While disease is understood as a process within the body, disability should be understood not in the context of the body rather it should be understood in the context of inaccessibility in the environment (“Disability: Health, Well-Being, and Personal Relationships”). Creating this distinction shows that disability and health are two distinct entities rather than relations (“Disability: Health, Well-Being, and Personal Relationships”). When disability and disease are presented as inseparable, it becomes extremely difficult to counter medical interventions that aim to eliminate the “unhealthy” variation (“Disability: Health, Well-Being, and Personal Relationships”). As Simi Linton writes in Claiming disability, we need to, “challenge… the notion that disability is primarily a medical category” (Linton). In doing so, we can better educate ourselves to make informed decisions when faced with health care decisions concerning disability.
Works Cited
Bernal, Jane. “Consent and People With Intellectual Disabilities: The Basics.” Intellectual Disability and Health, 4 May 2016, www.intellectualdisability.info/how-to-guides/articles/consent-and-people-with-intellectual-disabilities-the-basics.
Davis, Alison. “A Disabled Person's Perspective on Euthanasia.” Disability Studies Quarterly, 2004, dsq-sds.org/article/view/512/689.
“Disability: Health, Well-Being, and Personal Relationships.” Stanford Encyclopedia of Philosophy, 2016.

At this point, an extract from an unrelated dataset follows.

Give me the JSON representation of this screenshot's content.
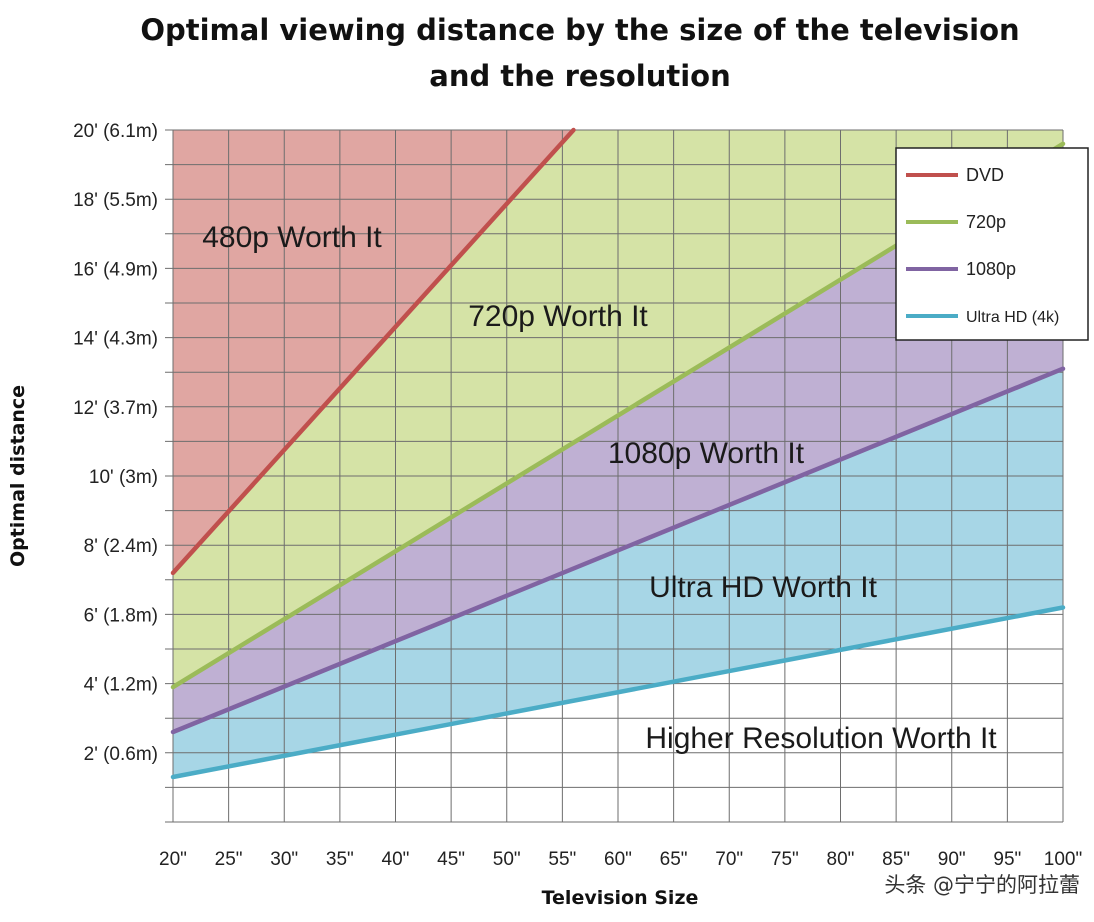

Ervin, David A. et al. “Healthcare for Persons with Intellectual and Developmental Disability in the Community.” Frontiers in Public Health 2 (2014): 83. PMC. Web. 4 Apr. 2018.
“Healthcare Treatment Decision-Making Guidelines for Adults With Developmental Disabilities.” Center for Practical Bioethics, 1996.
Horner-Johnson, Willi, and Danielle Bailey. “Assessing Understanding and Obtaining Consent from Adults with Intellectual Disabilities for a Health Promotion Study.” Journal of policy and practice in intellectual disabilities 10.3 (2013): 10.1111/jppi.12048. PMC. Web. 4 Apr. 2018.
Keyword, Kirsty, and Margaret Flynn. “Healthcare Decision-Making By Adults with Intellectual Disabilities: Some Levers To Changing Practice.” Intellectual Disability and Health, 3 May 2016, www.intellectualdisability.info/changing-values/articles/healthcare-decision-making-by-adults-with-intellectual-disabilities-some-levers-to-changing-practice.
Linton, Simi. Claiming Disability: Knowledge and Identity. New York University Press, 2010.
“Rejecting Rights: The Disability Critique of Physician Assisted Suicide.” Special Issue Social Movements/Legal Possibilities, by Katharina Heyer, 2011.
“Taking Life: Humans.” Practical Ethics, by Peter Singer, University Press, 1993.